Asked whether China would be a beneficiary of the U.S.
withdrawal from TPP, Foreign Ministry spokesman Geng Shuang said
China had an open attitude towards any arrangement that promoted
regional free trade.
China is willing, with other parties, to promote the economic
integration process in the Asia-Pacific for the benefit of the
peoples of the region, he told a daily news briefing.
"I think that in this process, China will make its own
contribution and play its own role," Geng added, without
elaborating.
Japan and Australia, Washington's closest allies in Asia,
pledged after Trump's announcement to push ahead without the
United States, although removing the largest market for goods
and services would shrink it dramatically.

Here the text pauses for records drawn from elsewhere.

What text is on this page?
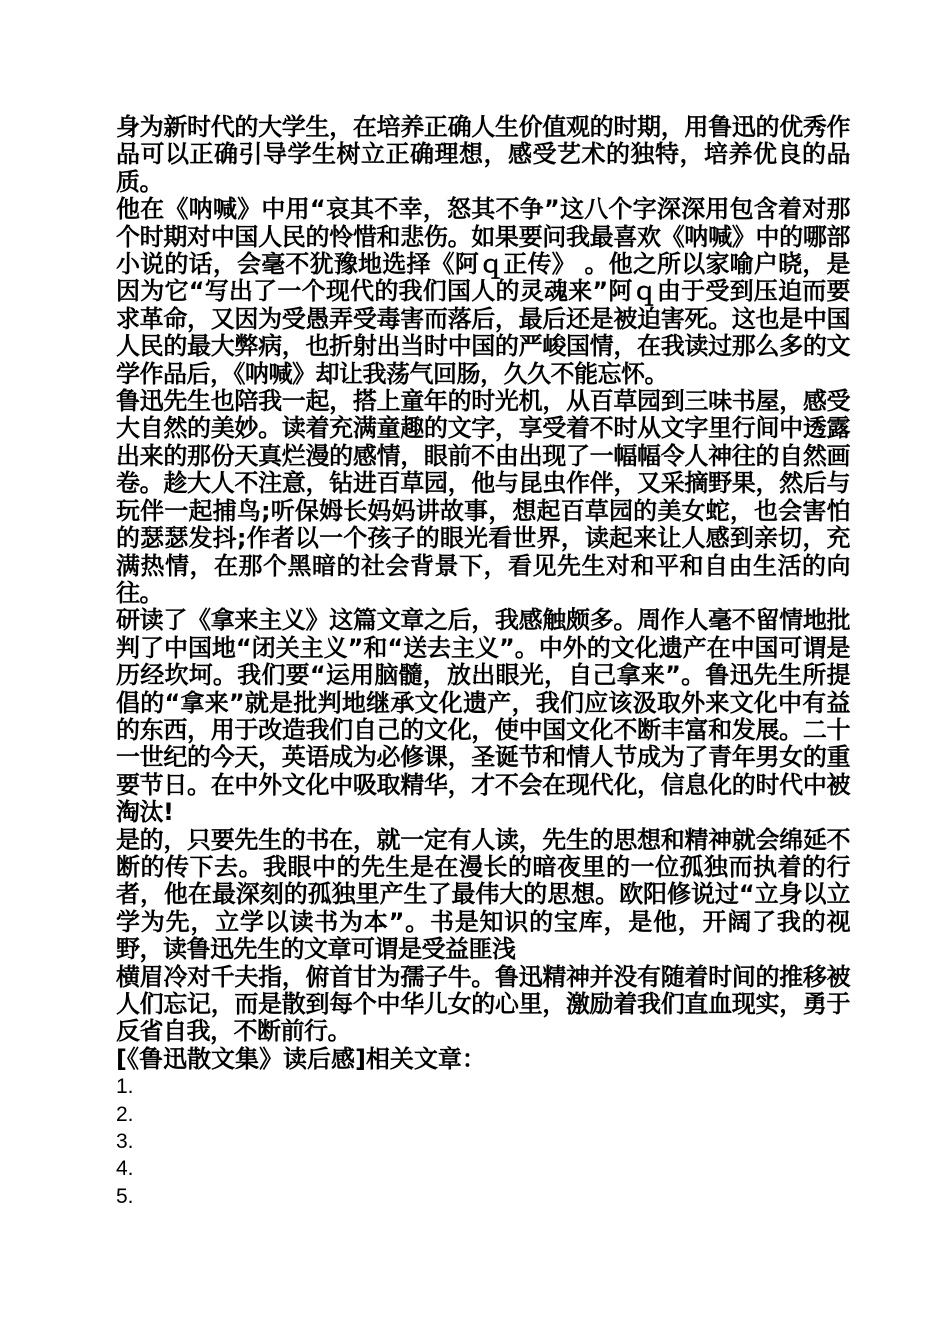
身为新时代的大学生，在培养正确人生价值观的时期，用鲁迅的优秀作品可以正确引导学生树立正确理想，感受艺术的独特，培养优良的品质。

他在《呐喊》中用“哀其不幸，怒其不争”这八个字深深用包含着对那个时期对中国人民的怜惜和悲伤。如果要问我最喜欢《呐喊》中的哪部小说的话，会毫不犹豫地选择《阿ｑ正传》 。他之所以家喻户晓，是因为它“写出了一个现代的我们国人的灵魂来”阿ｑ由于受到压迫而要求革命，又因为受愚弄受毒害而落后，最后还是被迫害死。这也是中国人民的最大弊病，也折射出当时中国的严峻国情，在我读过那么多的文学作品后，《呐喊》却让我荡气回肠，久久不能忘怀。

鲁迅先生也陪我一起，搭上童年的时光机，从百草园到三味书屋，感受大自然的美妙。读着充满童趣的文字，享受着不时从文字里行间中透露出来的那份天真烂漫的感情，眼前不由出现了一幅幅令人神往的自然画卷。趁大人不注意，钻进百草园，他与昆虫作伴，又采摘野果，然后与玩伴一起捕鸟;听保姆长妈妈讲故事，想起百草园的美女蛇，也会害怕的瑟瑟发抖;作者以一个孩子的眼光看世界，读起来让人感到亲切，充满热情，在那个黑暗的社会背景下，看见先生对和平和自由生活的向往。

研读了《拿来主义》这篇文章之后，我感触颇多。周作人毫不留情地批判了中国地“闭关主义”和“送去主义”。中外的文化遗产在中国可谓是历经坎坷。我们要“运用脑髓，放出眼光，自己拿来”。鲁迅先生所提倡的“拿来”就是批判地继承文化遗产，我们应该汲取外来文化中有益的东西，用于改造我们自己的文化，使中国文化不断丰富和发展。二十一世纪的今天，英语成为必修课，圣诞节和情人节成为了青年男女的重要节日。在中外文化中吸取精华，才不会在现代化，信息化的时代中被淘汰!

是的，只要先生的书在，就一定有人读，先生的思想和精神就会绵延不断的传下去。我眼中的先生是在漫长的暗夜里的一位孤独而执着的行者，他在最深刻的孤独里产生了最伟大的思想。欧阳修说过“立身以立学为先，立学以读书为本”。书是知识的宝库，是他，开阔了我的视野，读鲁迅先生的文章可谓是受益匪浅

横眉冷对千夫指，俯首甘为孺子牛。鲁迅精神并没有随着时间的推移被人们忘记，而是散到每个中华儿女的心里，激励着我们直血现实，勇于反省自我，不断前行。

[《鲁迅散文集》读后感]相关文章：

1.
2.
3.
4.
5.
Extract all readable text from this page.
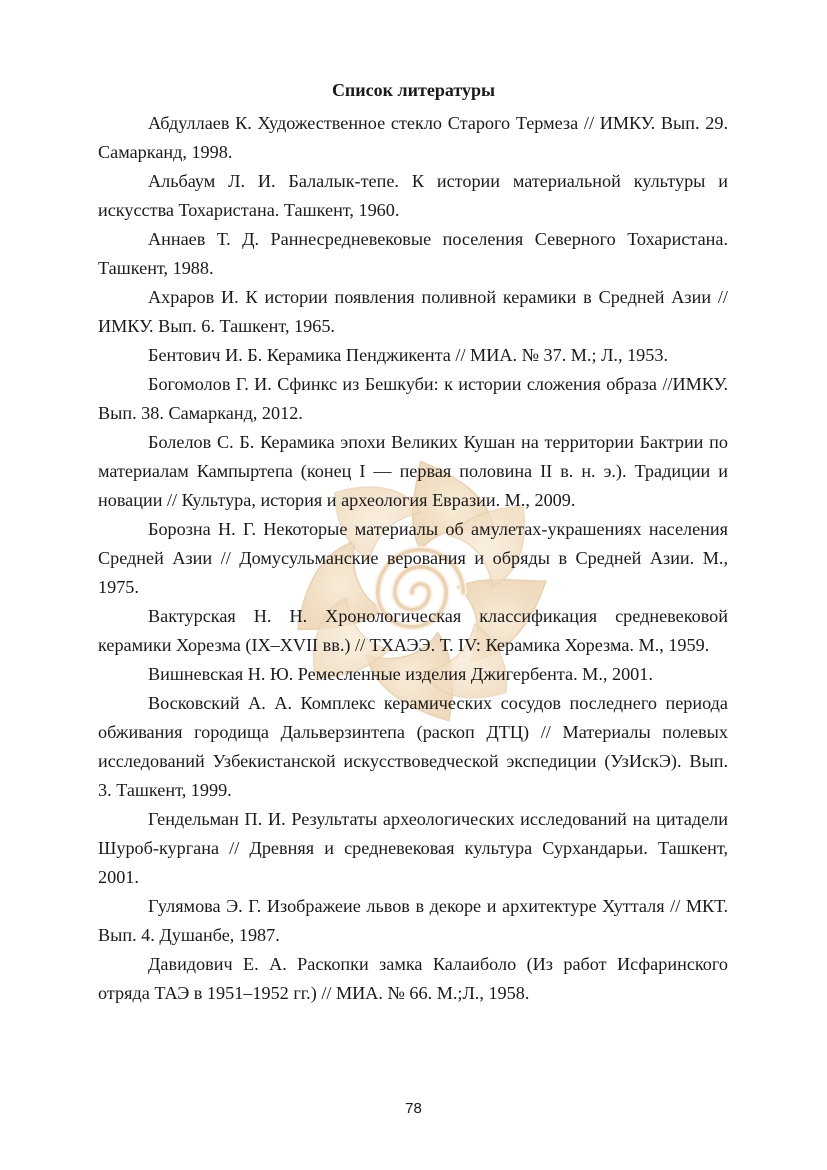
Список литературы
Абдуллаев К. Художественное стекло Старого Термеза // ИМКУ. Вып. 29. Самарканд, 1998.
Альбаум Л. И. Балалык-тепе. К истории материальной культуры и искусства Тохаристана. Ташкент, 1960.
Аннаев Т. Д. Раннесредневековые поселения Северного Тохаристана. Ташкент, 1988.
Ахраров И. К истории появления поливной керамики в Средней Азии //ИМКУ. Вып. 6. Ташкент, 1965.
Бентович И. Б. Керамика Пенджикента // МИА. № 37. М.; Л., 1953.
Богомолов Г. И. Сфинкс из Бешкуби: к истории сложения образа //ИМКУ. Вып. 38. Самарканд, 2012.
Болелов С. Б. Керамика эпохи Великих Кушан на территории Бактрии по материалам Кампыртепа (конец I — первая половина II в. н. э.). Традиции и новации // Культура, история и археология Евразии. М., 2009.
Борозна Н. Г. Некоторые материалы об амулетах-украшениях населения Средней Азии // Домусульманские верования и обряды в Средней Азии. М., 1975.
Вактурская Н. Н. Хронологическая классификация средневековой керамики Хорезма (IX–XVII вв.) // ТХАЭЭ. Т. IV: Керамика Хорезма. М., 1959.
Вишневская Н. Ю. Ремесленные изделия Джигербента. М., 2001.
Восковский А. А. Комплекс керамических сосудов последнего периода обживания городища Дальверзинтепа (раскоп ДТЦ) // Материалы полевых исследований Узбекистанской искусствоведческой экспедиции (УзИскЭ). Вып. 3. Ташкент, 1999.
Гендельман П. И. Результаты археологических исследований на цитадели Шуроб-кургана // Древняя и средневековая культура Сурхандарьи. Ташкент, 2001.
Гулямова Э. Г. Изображеие львов в декоре и архитектуре Хутталя // МКТ. Вып. 4. Душанбе, 1987.
Давидович Е. А. Раскопки замка Калаиболо (Из работ Исфаринского отряда ТАЭ в 1951–1952 гг.) // МИА. № 66. М.;Л., 1958.
78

China has pushed its own Regional Comprehensive Economic
Partnership (RCEP), which notably excludes the United States. It
is a more traditional trade agreement, involving cutting tariffs
rather than opening up economies and setting labor and
environmental standards as TPP would.
China has tended to see the TPP as part of U.S. efforts to
exclude it from setting global rules and to rally others against
Beijing.
Geng said all parties in the Asia-Pacific should have a say in
regional matters, rather than just one country setting the
agenda, and repeated that the issue of free trade should not be
politicized.
"That is to say, we hope that all sides do not consider or
interpret free trade arrangements from the perspective of
geopolitics," he added.
"There is no zero sum relationship between the various free
trade arrangements, and they should not be mutually
exclusionary, but rather should promote each other."